Baseball’s biggest week of the year is here. Some would say it is baseball’s biggest week of any year in a quarter century, but we try not to trade in hysterics here.

Suffice to say: IF THE PLAYERS AND OWNERS DON’T FIND SOME COMMON GROUND THIS WEEK, WE’RE ALL DOOMED. DOOMED I TELL YOU.

We’re coming off a long Memorial Day weekend in which both sides of baseball’s great divide managed not to say anything insensitive or insulting. A very good sign.

Now on to the immensely complicated business of coming up with the financial, logistical and medical compromises necessary to carry on even a mutant, abbreviated season. This week has been identified by some of those plugged into the negotiations as a pivotal one. Considering all the details that come with such a launch — structure of the season, where to play, all the levels of health precautions, how much to pay — I’ve never been more glad to be only a nattering voice coming out of distant foul territory.

More than encouraging signs, baseball needs now to produce tangible agreements. June is less than a week away, a handy deadline for anyone seeking real proof there can be baseball in 2020. Time to demonstrate that the game is important enough to those who oversee it and those who play it to move heaven and earth to keep it breathing now. If it’s not, then why should the rest of us care?

On Tuesday, the owners delivered their latest proposal on player pay, which included the new twist of a sliding scale, where the highest-paid players would take a bigger hit than the less well-paid, mostly younger, among them. Gone was the 50-50 revenue sharing plan the owners floated after the players had agreed to take prorated salaries based on the number of games played. At least there is no hint of a salary cap to the latest proposal, those two words being the dirtiest in the players-union dictionary.

Instead, the current strategy would be to stir up a little class division in the ranks. Looking to protect the stars, the union certainly won’t fall in step behind this proposal, although the response is pending.

These still are very preliminary volleys, but time is no friend here. No time for a long baseline exchange of proposal and counter-proposal. No time for a siege.

Given that these two sides have a hen-and-fox relationship where trust seems impossible, there is much hard bargaining to be done in a short time. Might some kind of deferred payments be of interest to labor in the next round? This is what passes for intrigue in baseball now.
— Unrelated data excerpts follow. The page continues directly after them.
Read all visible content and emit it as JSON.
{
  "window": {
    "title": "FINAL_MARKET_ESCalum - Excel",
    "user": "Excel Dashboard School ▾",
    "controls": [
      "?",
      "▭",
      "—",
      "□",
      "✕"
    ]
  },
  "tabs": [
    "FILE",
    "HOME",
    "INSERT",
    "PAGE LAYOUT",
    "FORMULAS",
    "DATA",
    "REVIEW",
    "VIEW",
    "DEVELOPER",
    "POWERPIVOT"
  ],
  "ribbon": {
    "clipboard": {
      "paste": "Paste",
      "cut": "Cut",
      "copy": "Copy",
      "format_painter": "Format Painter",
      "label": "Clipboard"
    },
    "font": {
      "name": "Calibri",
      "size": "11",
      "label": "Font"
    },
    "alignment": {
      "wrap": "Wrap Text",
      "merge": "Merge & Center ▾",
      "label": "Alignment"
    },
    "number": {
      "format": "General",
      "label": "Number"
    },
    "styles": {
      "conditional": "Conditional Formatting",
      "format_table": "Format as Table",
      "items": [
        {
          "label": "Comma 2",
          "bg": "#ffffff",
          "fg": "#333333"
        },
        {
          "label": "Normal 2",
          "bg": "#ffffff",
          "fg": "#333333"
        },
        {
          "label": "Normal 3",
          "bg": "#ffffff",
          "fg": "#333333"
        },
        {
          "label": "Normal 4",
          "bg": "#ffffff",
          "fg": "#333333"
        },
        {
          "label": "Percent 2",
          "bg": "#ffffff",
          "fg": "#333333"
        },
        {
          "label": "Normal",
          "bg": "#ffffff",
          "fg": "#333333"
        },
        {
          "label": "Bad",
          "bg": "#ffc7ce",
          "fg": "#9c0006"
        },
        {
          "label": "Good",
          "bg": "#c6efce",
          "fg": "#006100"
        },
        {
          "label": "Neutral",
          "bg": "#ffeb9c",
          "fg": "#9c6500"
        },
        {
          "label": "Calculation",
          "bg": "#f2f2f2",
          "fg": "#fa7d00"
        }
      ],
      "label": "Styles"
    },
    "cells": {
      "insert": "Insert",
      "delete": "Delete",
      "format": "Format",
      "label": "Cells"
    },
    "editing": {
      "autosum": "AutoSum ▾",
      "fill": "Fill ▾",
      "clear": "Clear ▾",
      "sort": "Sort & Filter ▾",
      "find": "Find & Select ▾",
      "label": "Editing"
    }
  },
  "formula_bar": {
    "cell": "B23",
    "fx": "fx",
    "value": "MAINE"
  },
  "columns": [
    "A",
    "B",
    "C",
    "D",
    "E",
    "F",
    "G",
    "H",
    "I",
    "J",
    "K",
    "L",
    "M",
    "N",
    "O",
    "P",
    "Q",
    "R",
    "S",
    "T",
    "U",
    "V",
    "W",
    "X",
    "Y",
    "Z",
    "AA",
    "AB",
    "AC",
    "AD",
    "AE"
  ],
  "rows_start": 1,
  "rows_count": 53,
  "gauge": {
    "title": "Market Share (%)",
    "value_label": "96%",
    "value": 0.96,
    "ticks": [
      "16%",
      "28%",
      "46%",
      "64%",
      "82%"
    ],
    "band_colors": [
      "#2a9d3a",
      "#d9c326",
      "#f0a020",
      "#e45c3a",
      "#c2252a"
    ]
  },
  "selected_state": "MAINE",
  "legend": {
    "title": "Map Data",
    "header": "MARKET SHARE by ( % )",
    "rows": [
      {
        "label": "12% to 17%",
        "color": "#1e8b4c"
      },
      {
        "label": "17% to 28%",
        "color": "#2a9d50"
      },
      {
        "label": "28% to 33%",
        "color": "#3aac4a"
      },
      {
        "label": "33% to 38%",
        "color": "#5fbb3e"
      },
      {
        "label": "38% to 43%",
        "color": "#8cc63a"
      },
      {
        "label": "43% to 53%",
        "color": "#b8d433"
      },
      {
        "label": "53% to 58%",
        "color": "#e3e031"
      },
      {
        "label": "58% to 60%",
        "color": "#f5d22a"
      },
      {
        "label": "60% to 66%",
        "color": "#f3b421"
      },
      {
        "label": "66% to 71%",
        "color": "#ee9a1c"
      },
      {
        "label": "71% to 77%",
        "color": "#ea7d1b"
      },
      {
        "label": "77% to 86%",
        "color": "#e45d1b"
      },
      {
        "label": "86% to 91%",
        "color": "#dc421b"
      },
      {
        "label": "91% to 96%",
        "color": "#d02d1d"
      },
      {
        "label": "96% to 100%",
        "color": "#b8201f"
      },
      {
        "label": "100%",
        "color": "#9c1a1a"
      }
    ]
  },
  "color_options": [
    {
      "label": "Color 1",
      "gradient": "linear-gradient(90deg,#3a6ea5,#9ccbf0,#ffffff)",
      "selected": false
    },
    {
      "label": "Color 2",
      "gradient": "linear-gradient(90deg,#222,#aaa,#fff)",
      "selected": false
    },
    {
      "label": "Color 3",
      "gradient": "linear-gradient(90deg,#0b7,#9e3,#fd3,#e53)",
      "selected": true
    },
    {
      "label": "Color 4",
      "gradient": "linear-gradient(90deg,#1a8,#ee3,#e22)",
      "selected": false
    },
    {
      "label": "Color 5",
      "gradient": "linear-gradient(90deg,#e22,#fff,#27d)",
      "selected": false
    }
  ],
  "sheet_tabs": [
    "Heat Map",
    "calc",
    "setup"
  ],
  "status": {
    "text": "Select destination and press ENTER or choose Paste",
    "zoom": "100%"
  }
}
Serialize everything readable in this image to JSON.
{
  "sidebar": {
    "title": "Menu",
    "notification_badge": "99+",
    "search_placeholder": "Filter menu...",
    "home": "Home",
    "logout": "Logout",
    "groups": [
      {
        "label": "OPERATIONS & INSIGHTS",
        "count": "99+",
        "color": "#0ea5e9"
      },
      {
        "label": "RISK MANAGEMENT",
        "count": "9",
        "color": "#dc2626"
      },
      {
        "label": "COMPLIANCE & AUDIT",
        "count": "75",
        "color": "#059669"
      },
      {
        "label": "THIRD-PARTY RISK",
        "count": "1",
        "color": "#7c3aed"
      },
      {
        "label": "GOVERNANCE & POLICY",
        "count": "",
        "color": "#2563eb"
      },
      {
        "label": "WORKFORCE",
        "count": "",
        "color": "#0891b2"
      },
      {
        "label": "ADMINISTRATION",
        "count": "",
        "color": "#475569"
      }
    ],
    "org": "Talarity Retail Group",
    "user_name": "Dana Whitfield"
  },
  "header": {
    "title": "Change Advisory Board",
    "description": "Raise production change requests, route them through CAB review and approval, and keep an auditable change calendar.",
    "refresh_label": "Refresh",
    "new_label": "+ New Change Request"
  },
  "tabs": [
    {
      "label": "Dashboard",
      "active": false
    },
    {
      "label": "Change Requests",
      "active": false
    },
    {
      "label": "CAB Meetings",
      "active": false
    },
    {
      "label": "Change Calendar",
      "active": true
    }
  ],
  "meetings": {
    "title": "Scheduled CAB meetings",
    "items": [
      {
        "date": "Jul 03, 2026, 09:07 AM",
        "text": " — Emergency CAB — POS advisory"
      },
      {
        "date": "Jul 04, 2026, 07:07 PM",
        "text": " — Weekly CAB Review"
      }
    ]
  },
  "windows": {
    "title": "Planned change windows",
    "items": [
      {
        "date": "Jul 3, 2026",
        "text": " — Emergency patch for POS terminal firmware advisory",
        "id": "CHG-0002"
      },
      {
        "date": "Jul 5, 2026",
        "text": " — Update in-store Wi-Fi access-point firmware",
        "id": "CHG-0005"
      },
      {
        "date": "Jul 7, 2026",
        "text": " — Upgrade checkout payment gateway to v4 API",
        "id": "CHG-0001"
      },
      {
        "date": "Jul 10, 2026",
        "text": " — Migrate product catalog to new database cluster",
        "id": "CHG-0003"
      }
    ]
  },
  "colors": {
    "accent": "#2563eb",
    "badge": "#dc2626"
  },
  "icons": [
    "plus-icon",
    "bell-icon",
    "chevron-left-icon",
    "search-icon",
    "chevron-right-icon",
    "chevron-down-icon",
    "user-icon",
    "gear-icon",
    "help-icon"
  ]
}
As former Braves pitcher and player rep Tom Glavine said recently, the players are the ones who will face fan scorn if agreement proves elusive. Never mind that they have just as much right to guard their bottom line as do the owners. Don't know that I'd trust every chart and estimate coming from that side either. You try to find the heartbeat of the Braves owner, Liberty Media, let alone the soul.

Already in hand is a weighty plan to address health concerns, one so exhaustive that some players even see it as an overreach. The sides can debate such topics as spitting and showering and coming to the park already dressed, like they used to do it in Little League. Minor details. Nothing happens, though, until money matters are settled.

All around baseball, other sports are making creaking and groaning sounds indicating they are getting off the couch. NASCAR is back at it. The PGA Tour is set to resume in two weeks. The NBA ponders a restart in Florida in July. On Tuesday afternoon, NHL Commissioner Gary Bettman announced that league’s plan to get back to skating and slashing.

This likewise should be a most significant week for the erstwhile national pastime. Baseball can’t just come up throwing. It will require another dose of spring training, making the need for a working agreement all the more urgent, unless they’re looking at a World Series Christmas.

We should get a better idea this week whether baseball can summon the imagination and the will to carry on. Or be left behind those sports that do, a position with which it has grown too familiar.